Because I was talking about anatomy, and my correspondent is talking about physiology. When the mouth is in action, then you can often get a few clues (such as the long pure vowel in the Scottish speaker's hello being visible in the rounded lips being held for longer than in other speakers) - but not when it is static. There is no evidence for anatomical differences in the external mouth, within a racial type, even between languages, let alone dialects. But there is a great deal of difference in physiology (i.e. in the way the mouth and jaw move). And even when there are external differences between racial types (such as Africans and Europeans) this tells us nothing about how the speaker will sound - as is common experience on London buses, when you hear a Cockney voice behind you and then see that the speaker is plainly from Jamaica, or somewhere.
In phonetics there is a conceptual apparatus which has been developed to handle this aspect of speech: it is called 'articulatory setting' - the way we habitually 'set' our vocal organs in preparation to speak. Phonetician John Laver has written a lot about this, as indeed did I, way back in the 60s.

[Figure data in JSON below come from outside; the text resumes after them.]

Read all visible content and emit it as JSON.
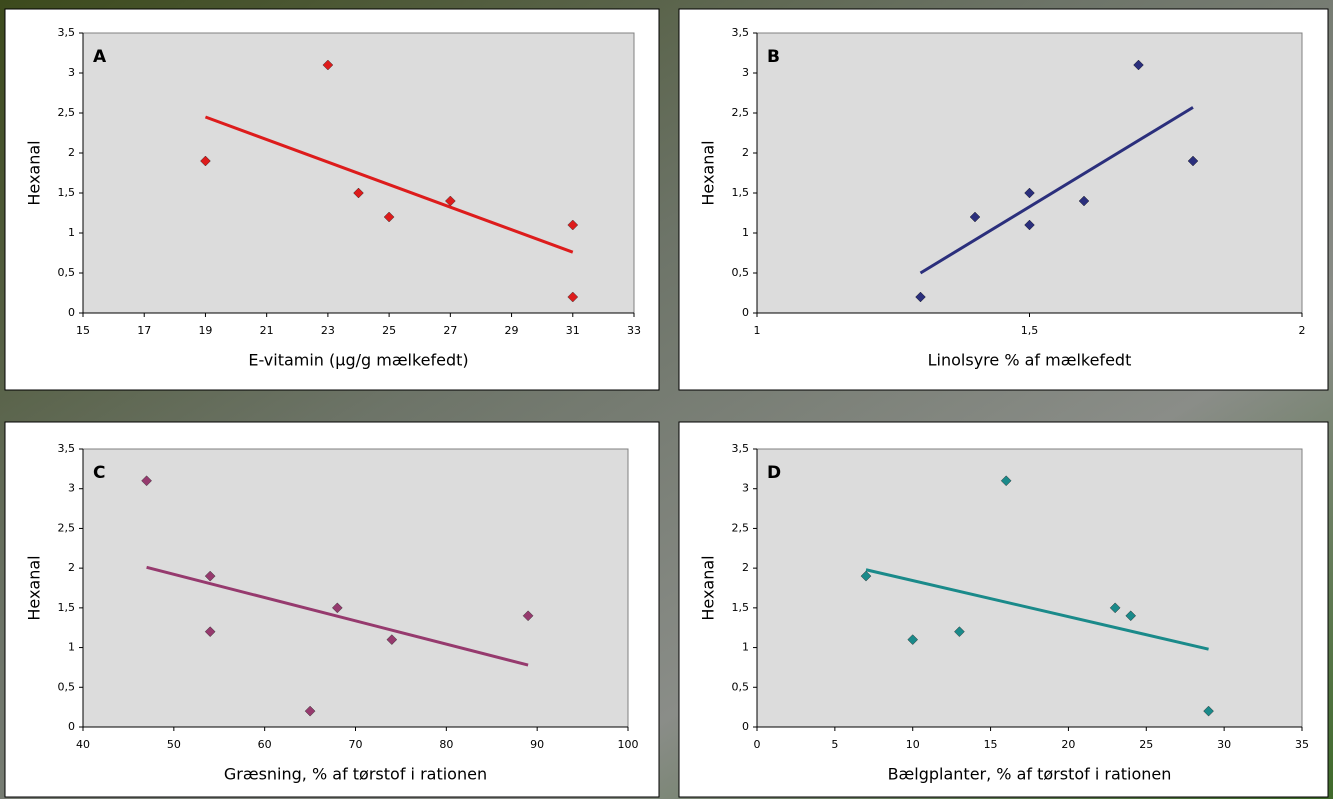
{
  "chart_data": [
    {
      "type": "scatter",
      "panel_label": "A",
      "xlabel": "E-vitamin (µg/g mælkefedt)",
      "ylabel": "Hexanal",
      "color": "#dd1c1c",
      "x": [
        19,
        23,
        24,
        25,
        27,
        31,
        31
      ],
      "values": [
        1.9,
        3.1,
        1.5,
        1.2,
        1.4,
        1.1,
        0.2
      ],
      "trendline": {
        "x": [
          19,
          31
        ],
        "y": [
          2.45,
          0.76
        ]
      },
      "xlim": [
        15,
        33
      ],
      "xticks": [
        15,
        17,
        19,
        21,
        23,
        25,
        27,
        29,
        31,
        33
      ],
      "ylim": [
        0,
        3.5
      ],
      "yticks": [
        0,
        {
          "value": 0.5,
          "label": "0,5"
        },
        1,
        {
          "value": 1.5,
          "label": "1,5"
        },
        2,
        {
          "value": 2.5,
          "label": "2,5"
        },
        3,
        {
          "value": 3.5,
          "label": "3,5"
        }
      ]
    },
    {
      "type": "scatter",
      "panel_label": "B",
      "xlabel": "Linolsyre % af mælkefedt",
      "ylabel": "Hexanal",
      "color": "#2b2f7c",
      "x": [
        1.3,
        1.4,
        1.5,
        1.5,
        1.6,
        1.7,
        1.8
      ],
      "values": [
        0.2,
        1.2,
        1.5,
        1.1,
        1.4,
        3.1,
        1.9
      ],
      "trendline": {
        "x": [
          1.3,
          1.8
        ],
        "y": [
          0.5,
          2.57
        ]
      },
      "xlim": [
        1,
        2
      ],
      "xticks": [
        1,
        {
          "value": 1.5,
          "label": "1,5"
        },
        2
      ],
      "ylim": [
        0,
        3.5
      ],
      "yticks": [
        0,
        {
          "value": 0.5,
          "label": "0,5"
        },
        1,
        {
          "value": 1.5,
          "label": "1,5"
        },
        2,
        {
          "value": 2.5,
          "label": "2,5"
        },
        3,
        {
          "value": 3.5,
          "label": "3,5"
        }
      ]
    },
    {
      "type": "scatter",
      "panel_label": "C",
      "xlabel": "Græsning, % af tørstof i rationen",
      "ylabel": "Hexanal",
      "color": "#963a6e",
      "x": [
        47,
        54,
        54,
        65,
        68,
        74,
        89
      ],
      "values": [
        3.1,
        1.9,
        1.2,
        0.2,
        1.5,
        1.1,
        1.4
      ],
      "trendline": {
        "x": [
          47,
          89
        ],
        "y": [
          2.01,
          0.78
        ]
      },
      "xlim": [
        40,
        100
      ],
      "xticks": [
        40,
        50,
        60,
        70,
        80,
        90,
        100
      ],
      "ylim": [
        0,
        3.5
      ],
      "yticks": [
        0,
        {
          "value": 0.5,
          "label": "0,5"
        },
        1,
        {
          "value": 1.5,
          "label": "1,5"
        },
        2,
        {
          "value": 2.5,
          "label": "2,5"
        },
        3,
        {
          "value": 3.5,
          "label": "3,5"
        }
      ]
    },
    {
      "type": "scatter",
      "panel_label": "D",
      "xlabel": "Bælgplanter, % af tørstof i rationen",
      "ylabel": "Hexanal",
      "color": "#1a8a8a",
      "x": [
        7,
        10,
        13,
        16,
        23,
        24,
        29
      ],
      "values": [
        1.9,
        1.1,
        1.2,
        3.1,
        1.5,
        1.4,
        0.2
      ],
      "trendline": {
        "x": [
          7,
          29
        ],
        "y": [
          1.98,
          0.98
        ]
      },
      "xlim": [
        0,
        35
      ],
      "xticks": [
        0,
        5,
        10,
        15,
        20,
        25,
        30,
        35
      ],
      "ylim": [
        0,
        3.5
      ],
      "yticks": [
        0,
        {
          "value": 0.5,
          "label": "0,5"
        },
        1,
        {
          "value": 1.5,
          "label": "1,5"
        },
        2,
        {
          "value": 2.5,
          "label": "2,5"
        },
        3,
        {
          "value": 3.5,
          "label": "3,5"
        }
      ]
    }
  ]
}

Citing a few anecdotes isn't persuasive. Yes, there are faces where you look and you can guess from the way the face falls that the person very likely speaks in a certain way; but when you take a large enough sample, these instances turn out to be isolated cases, and probably explicable for other reasons. There are always clues in the context which help you reach a conclusion about the linguistic origins of speakers before they start to speak.